At the Black Hat Europe 2017 conference, a number of security flaws were discovered in popular programming languages. Interpreters of these languages contain serious security flaws, which then expose the resulting code to different types of attacks. The new analysis is based on Fernando Arnaboldi, who works as the security consultant at IOActive.
In testing, a fuzzing method was used, where invalid, unexpected, or simply random data were input to the program. This allows the induction of commonly untested conditions that do not correspond to normal usage, but may be misused for targeted attack.
Fuzzing lets you detect crashes, poor memory work, or unexpected program behavior. This is not a novelty, these techniques have been used for a very long time, like Google. Recently, a number of bugs have been discovered in Linux USB drivers.
For this purpose, Arnaboldi wrote his own XDiFF fuzzer (eXtended Differential Fuzzing Framework), which he released on GitHub. It is written to generate rights for the five languages mentioned. For each of them, he chose a set of basic functions to which he then puts various types of inputs (payloads).
In order to detect vulnerabilities in the code, you need to choose the correct inputs. So the author chose less than three dozens of primitive values (numbers, characters, etc.) that added a well-known payload. He was chosen to allow the test application to try to access external resources - something unexpected.

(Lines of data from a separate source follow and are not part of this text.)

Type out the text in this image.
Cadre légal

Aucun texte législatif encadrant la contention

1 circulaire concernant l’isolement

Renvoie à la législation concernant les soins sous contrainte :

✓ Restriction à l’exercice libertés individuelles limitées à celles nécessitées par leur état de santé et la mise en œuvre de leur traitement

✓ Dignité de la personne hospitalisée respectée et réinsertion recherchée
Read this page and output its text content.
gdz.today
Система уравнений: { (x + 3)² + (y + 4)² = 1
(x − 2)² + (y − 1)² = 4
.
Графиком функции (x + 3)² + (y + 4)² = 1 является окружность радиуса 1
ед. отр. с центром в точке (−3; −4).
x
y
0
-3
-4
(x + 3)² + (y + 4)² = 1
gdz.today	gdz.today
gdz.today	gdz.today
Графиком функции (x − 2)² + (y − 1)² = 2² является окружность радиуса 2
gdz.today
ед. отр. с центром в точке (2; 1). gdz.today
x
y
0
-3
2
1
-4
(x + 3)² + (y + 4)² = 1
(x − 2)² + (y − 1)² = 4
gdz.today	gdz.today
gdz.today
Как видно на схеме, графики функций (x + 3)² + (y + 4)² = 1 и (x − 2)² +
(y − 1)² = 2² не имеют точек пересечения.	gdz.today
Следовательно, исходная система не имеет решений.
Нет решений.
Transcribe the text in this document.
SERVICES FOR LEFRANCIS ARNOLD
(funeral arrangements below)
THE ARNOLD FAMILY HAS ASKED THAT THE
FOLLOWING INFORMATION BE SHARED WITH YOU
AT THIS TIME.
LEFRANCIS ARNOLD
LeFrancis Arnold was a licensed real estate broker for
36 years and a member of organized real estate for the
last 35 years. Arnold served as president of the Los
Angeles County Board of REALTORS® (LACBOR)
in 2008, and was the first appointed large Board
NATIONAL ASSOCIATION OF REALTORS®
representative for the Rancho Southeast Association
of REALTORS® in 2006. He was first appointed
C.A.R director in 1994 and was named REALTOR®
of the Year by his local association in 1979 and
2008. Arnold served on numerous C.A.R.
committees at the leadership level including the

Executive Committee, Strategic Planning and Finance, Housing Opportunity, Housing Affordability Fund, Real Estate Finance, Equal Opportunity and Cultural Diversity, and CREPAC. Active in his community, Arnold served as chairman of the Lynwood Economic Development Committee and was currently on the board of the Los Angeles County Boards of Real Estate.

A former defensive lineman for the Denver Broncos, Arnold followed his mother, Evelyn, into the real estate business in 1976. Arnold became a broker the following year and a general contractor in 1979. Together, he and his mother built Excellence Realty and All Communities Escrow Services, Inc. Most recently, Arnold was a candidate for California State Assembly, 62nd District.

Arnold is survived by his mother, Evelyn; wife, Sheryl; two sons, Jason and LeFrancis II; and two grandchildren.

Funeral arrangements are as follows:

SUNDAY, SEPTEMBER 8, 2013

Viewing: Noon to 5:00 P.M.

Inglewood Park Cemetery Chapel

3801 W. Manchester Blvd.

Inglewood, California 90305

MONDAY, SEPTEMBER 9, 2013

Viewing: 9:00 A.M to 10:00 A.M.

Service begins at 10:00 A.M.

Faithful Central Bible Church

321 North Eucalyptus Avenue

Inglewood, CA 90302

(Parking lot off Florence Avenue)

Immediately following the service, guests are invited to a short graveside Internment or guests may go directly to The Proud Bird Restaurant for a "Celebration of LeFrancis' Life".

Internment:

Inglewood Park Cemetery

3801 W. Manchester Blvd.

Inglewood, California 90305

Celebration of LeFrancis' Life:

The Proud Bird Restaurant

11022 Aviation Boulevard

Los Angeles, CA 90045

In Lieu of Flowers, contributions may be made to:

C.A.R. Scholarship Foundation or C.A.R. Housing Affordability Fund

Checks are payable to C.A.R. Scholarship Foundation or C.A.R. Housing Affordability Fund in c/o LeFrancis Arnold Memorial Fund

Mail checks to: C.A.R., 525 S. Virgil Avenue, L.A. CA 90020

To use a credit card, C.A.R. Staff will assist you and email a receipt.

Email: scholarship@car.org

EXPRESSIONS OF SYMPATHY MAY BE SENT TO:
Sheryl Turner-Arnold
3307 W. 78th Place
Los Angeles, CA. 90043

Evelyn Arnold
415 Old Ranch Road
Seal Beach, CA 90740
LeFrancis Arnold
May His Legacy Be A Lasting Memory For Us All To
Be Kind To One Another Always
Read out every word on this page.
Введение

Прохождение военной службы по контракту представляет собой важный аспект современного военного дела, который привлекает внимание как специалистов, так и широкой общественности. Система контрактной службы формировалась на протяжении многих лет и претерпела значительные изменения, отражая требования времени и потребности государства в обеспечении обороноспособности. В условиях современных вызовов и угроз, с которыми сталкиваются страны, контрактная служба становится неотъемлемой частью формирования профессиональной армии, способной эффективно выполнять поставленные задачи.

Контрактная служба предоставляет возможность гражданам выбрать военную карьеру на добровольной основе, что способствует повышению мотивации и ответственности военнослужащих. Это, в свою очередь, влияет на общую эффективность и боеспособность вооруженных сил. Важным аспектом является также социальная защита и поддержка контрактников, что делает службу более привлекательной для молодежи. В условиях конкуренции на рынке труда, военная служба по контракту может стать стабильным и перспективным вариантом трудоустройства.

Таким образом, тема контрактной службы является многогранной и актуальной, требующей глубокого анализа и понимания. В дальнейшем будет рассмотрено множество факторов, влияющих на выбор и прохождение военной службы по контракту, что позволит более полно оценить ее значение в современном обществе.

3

Differential fuzzers are less common than conventional ones. Their functionality is enhanced by the fact that they usually test one code on multiple implementations of the same language and look for different behaviors. For example, the outputs and error messages with expected status are compared.
Specifically, it monitors whether the program discovers the contents of local files, triggers a foreign code, or calls unusual operating system features. This challenging work brought its fruit, each of the tested programming languages has some problem:
Arnaboldi warns that a potential attacker can exploit these mistakes even in a program that is otherwise written very safely. Because the programs are in the interpreter, the programmer can hardly be affected. Unknowingly, when writing his or her code, he uses dangerous functions that are abusive even if the rest of the program is written exactly according to the rules of secure programming.
According to the discoverer of security issues, it is likely to be a bug in the code or an attempt to simplify development. Errors unambiguously endanger the resulting programs, but should be corrected in interpreters. Such a patch will then resolve issues across all programs using the language.